• Tue. Oct 3rd, 2023

    Silver Lining House: A Black-Stained Cedar Home in San Francisco

    ByJames Forsyth

    Sep 19, 2023
    Silver Lining House: A Black-Stained Cedar Home in San Francisco

    Mork-Ulnes Architects has recently completed the Silver Lining House, a stunning gabled home located in San Francisco’s Bernal Heights neighborhood. Designed for architectural photographer Bruce Damonte and interior designer Alison Damonte, the house showcases their treasured belongings and supports their creative work.

    The three-level home features a crisp, gabled form and is clad in strips of black-stained cedar. The design takes cues from the surrounding Victorian and Edwardian homes, while also breaking from tradition with its black-painted facade and ribbon windows that establish a visual connection between the interior and the neighborhood.
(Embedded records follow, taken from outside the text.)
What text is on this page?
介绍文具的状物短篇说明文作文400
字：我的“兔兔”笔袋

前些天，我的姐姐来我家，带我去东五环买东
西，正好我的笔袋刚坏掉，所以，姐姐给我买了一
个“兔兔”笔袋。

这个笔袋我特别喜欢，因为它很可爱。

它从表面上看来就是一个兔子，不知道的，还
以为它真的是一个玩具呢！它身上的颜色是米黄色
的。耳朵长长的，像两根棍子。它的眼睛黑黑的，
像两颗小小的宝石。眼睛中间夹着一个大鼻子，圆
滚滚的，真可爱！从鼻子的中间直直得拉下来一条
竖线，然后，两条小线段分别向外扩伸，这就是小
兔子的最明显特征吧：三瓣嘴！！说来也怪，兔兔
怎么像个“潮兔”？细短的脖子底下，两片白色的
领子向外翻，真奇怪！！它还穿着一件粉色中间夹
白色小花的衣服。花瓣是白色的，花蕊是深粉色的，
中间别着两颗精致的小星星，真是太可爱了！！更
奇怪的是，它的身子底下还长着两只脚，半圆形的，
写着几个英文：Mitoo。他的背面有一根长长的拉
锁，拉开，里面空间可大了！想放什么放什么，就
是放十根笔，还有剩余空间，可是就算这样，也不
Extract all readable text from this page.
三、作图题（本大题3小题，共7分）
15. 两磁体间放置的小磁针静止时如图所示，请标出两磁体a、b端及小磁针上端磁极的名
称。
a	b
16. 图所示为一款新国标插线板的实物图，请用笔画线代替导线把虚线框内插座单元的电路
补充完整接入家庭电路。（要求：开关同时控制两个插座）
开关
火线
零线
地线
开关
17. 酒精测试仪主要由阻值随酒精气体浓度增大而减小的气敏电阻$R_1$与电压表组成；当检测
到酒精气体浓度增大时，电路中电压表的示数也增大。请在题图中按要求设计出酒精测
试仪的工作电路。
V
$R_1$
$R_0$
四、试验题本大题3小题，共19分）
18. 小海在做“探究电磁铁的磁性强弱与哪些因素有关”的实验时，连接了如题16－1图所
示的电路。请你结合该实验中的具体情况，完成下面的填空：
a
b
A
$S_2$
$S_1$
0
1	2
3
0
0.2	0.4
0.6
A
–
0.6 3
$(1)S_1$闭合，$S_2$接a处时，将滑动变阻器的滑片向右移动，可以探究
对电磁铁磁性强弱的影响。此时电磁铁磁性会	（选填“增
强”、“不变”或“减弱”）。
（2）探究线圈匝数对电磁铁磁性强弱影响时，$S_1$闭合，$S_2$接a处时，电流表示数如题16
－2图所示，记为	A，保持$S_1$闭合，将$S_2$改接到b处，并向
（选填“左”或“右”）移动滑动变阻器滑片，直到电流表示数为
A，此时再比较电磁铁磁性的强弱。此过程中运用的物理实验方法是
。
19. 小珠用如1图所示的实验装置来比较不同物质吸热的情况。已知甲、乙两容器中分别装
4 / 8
    The home has a “flipped floor plan,” with private quarters situated on the lower levels and communal spaces on the upper levels. The ground level contains a garage, a primary bedroom suite, a laundry room, and a sunken garden. The first floor, which houses the main entrance, includes a guest suite, a home office, and intimate spaces for relaxation and entertainment. The top level functions as a penthouse-type space and features a kitchen, a dining area, a living room, and a powder room. A terrace on this level offers breathtaking views of the city.

    Sustainability was a priority for the project, with the inclusion of features such as high-performance windows, exterior solar shading, and energy-efficient appliances. The home is also equipped with rooftop solar panels that generate electricity stored in a Powerwall battery system.

    The completion of the Silver Lining House represents the end of a decade-long journey for the Damontes. After purchasing the property in 2010 and starting renovations, a fire in 2017 partially destroyed the house. Despite this setback, the couple remained committed to creating a home that encapsulated art and inspiration.

    This project adds to Mork-Ulnes Architects’ portfolio of innovative designs, which includes an eight-sided house in Oregon built with cross-laminated timber and a California residence protected from wildfires by its Corten steel cladding.